En chinant chez Joseph Gibert, « Portraits sans retouches » de Françoise Giroud

Gibert Joseph n’est pas uniquement pour Patrice Gree une très bonne librairie, par l’immensité du choix qu’elle offre, et la qualité des vendeurs qui l’entretiennent, c’est aussi pour l’ancien libraire, une excellente école de librairie… C’est chez le vieux qu’il a appris son métier ! A chaque visite, sa curiosité est stimulée. Il cherchait du Gary, c’est avec « Portraits sans retouches (1945-1955) » de Françoise Giroud (Folio) qu’il est reparti ! et il s’est régalé de sa galerie de portraits, cruels ou tendres, croqués à charge ou à décharge, avec ou sans effets de manche. La femme de plume, féministe mais pas militante, ironise avec l’élégance de l’intelligence sur la vacuité des hommes.

Les trésors de Gibert, le vieux

Joseph Gibert, au 26 du boulevard Saint-Michel reste une librairie exemplaire Photo Patrice Gree

Lorsque je suis en panne de livres…et qu’il y a urgence, je vais chez Joseph Gibert, au 26 du boulevard Saint-Michel ! Joseph, c’est le vieux ! Le Jeune est mort et enterré sous un resto Italien de la Place Saint-Michel ! Le vieux, plus dur à cuire, contre le vent des ventes en ligne et les marées qui ont chassé en quantités, profs et étudiants du quartier latin…tient ! Tiens donc, et pourquoi ?

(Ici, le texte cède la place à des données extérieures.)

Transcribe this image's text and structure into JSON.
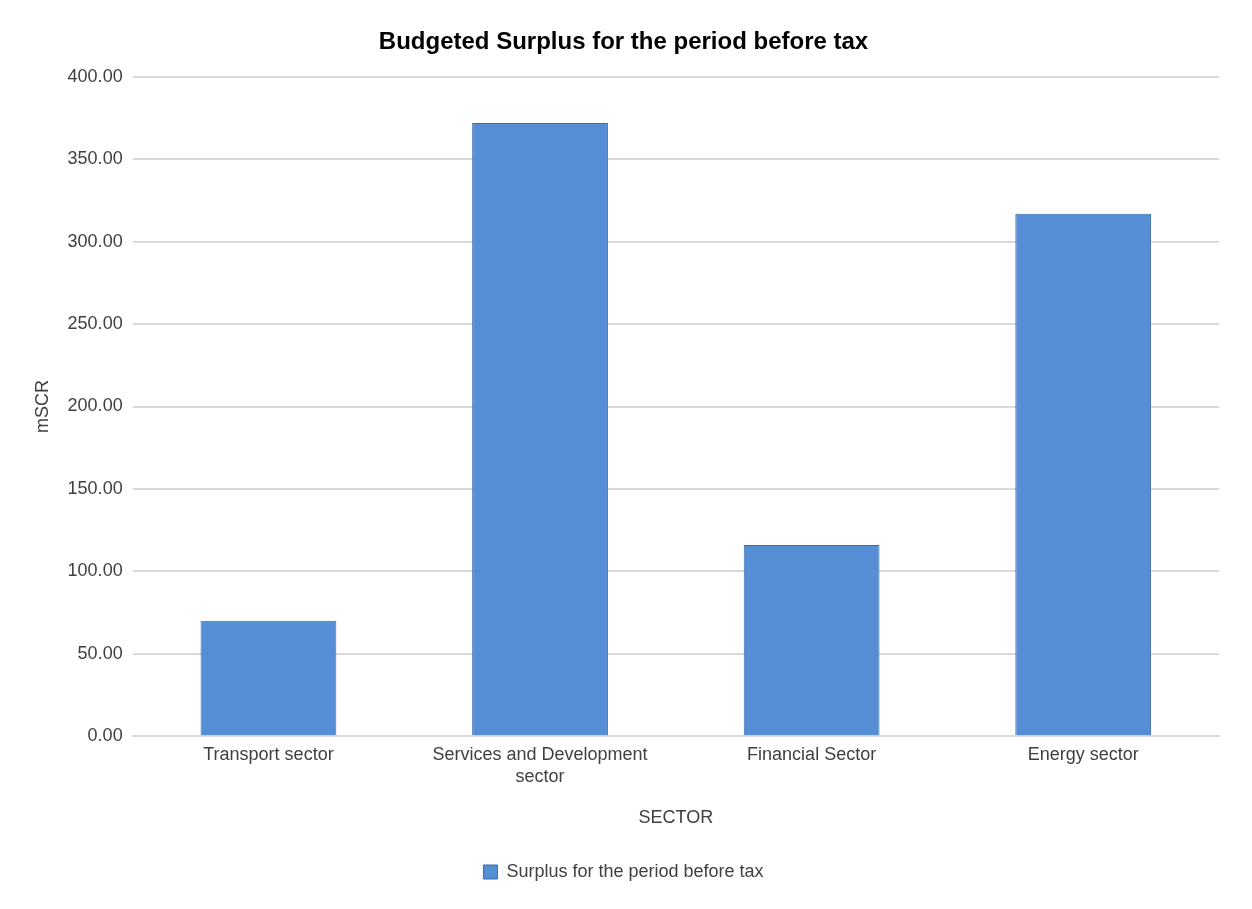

Tandis que la Fnac a enrichi le fond littéraire du pays des lumières, d’aspirateurs, de presse citrons, et de friteuses électriques, Gibert, ce monument de la vie parisienne, lui, ne bouge pas !

Ce n’est pas chez le vieux qu’on trouvera des presse-purée entre deux Pléiades !

Et ce qui ne bouge pas dans ce monde de fous furieux, rassure et apaise ! Il y a 40 ans, c’était le même ! Les étalages dehors où le pire, et parfois avec un peu de chance le meilleur, de la littérature se mélangent à des prix imbattables dans des bacs moches, servent de hors-d’œuvre aux dévoreurs de mots. Il paraît que Cavanna qui vivait à moitié dans le quartier, adorait fouiller dans ces bacs. Il invitait sa grande amie Virginie à « aller aux champignons »…

Si Joseph Gibert attire par l’occasion, c’est surtout grâce au neuf en surnuméraire qu’il fait tourner la grosse baraque.

Gibert Joseph n’est pas uniquement une très bonne librairie

Par l’immensité du choix qu’elle offre, et la qualité des vendeurs qui l’entretiennent, c’est aussi une excellente école de librairie… C’est chez le vieux que j’ai appris mon métier ! J’y suis rentré en 81 pour un boulot, j’en suis sorti en 86 avec un métier. Parents…si vos enfants veulent exercer ce métier très sympa qui payent mal, plutôt que de les inscrire dans une école d’éditions et de librairies onéreuse, pendant deux ou trois ans…faites les embaucher chez Gibert ! Ça ne vous coûtera rien, et eux seront payés ! Y a pas photo !

Le métier de libraire peut parfaitement s’apprendre sur le tas ! Tout le reste c’est du blabla littéraire à but lucratif !

Vive le tas !

Donc, la semaine dernière je passe chez Gibert à la recherche d’un poche déjà lu, aimé puis perdu, de Romain Gary, « La nuit sera calme ». Formidable bouquin comique de faux entretiens sur les tragédies humaines… Il n’y en avait plus aux lettres GA, je pousse alors mes recherches jusqu’aux GI – on ne sait jamais – et tombe sur un folio « Portraits sans retouches » de Françoise Giroud !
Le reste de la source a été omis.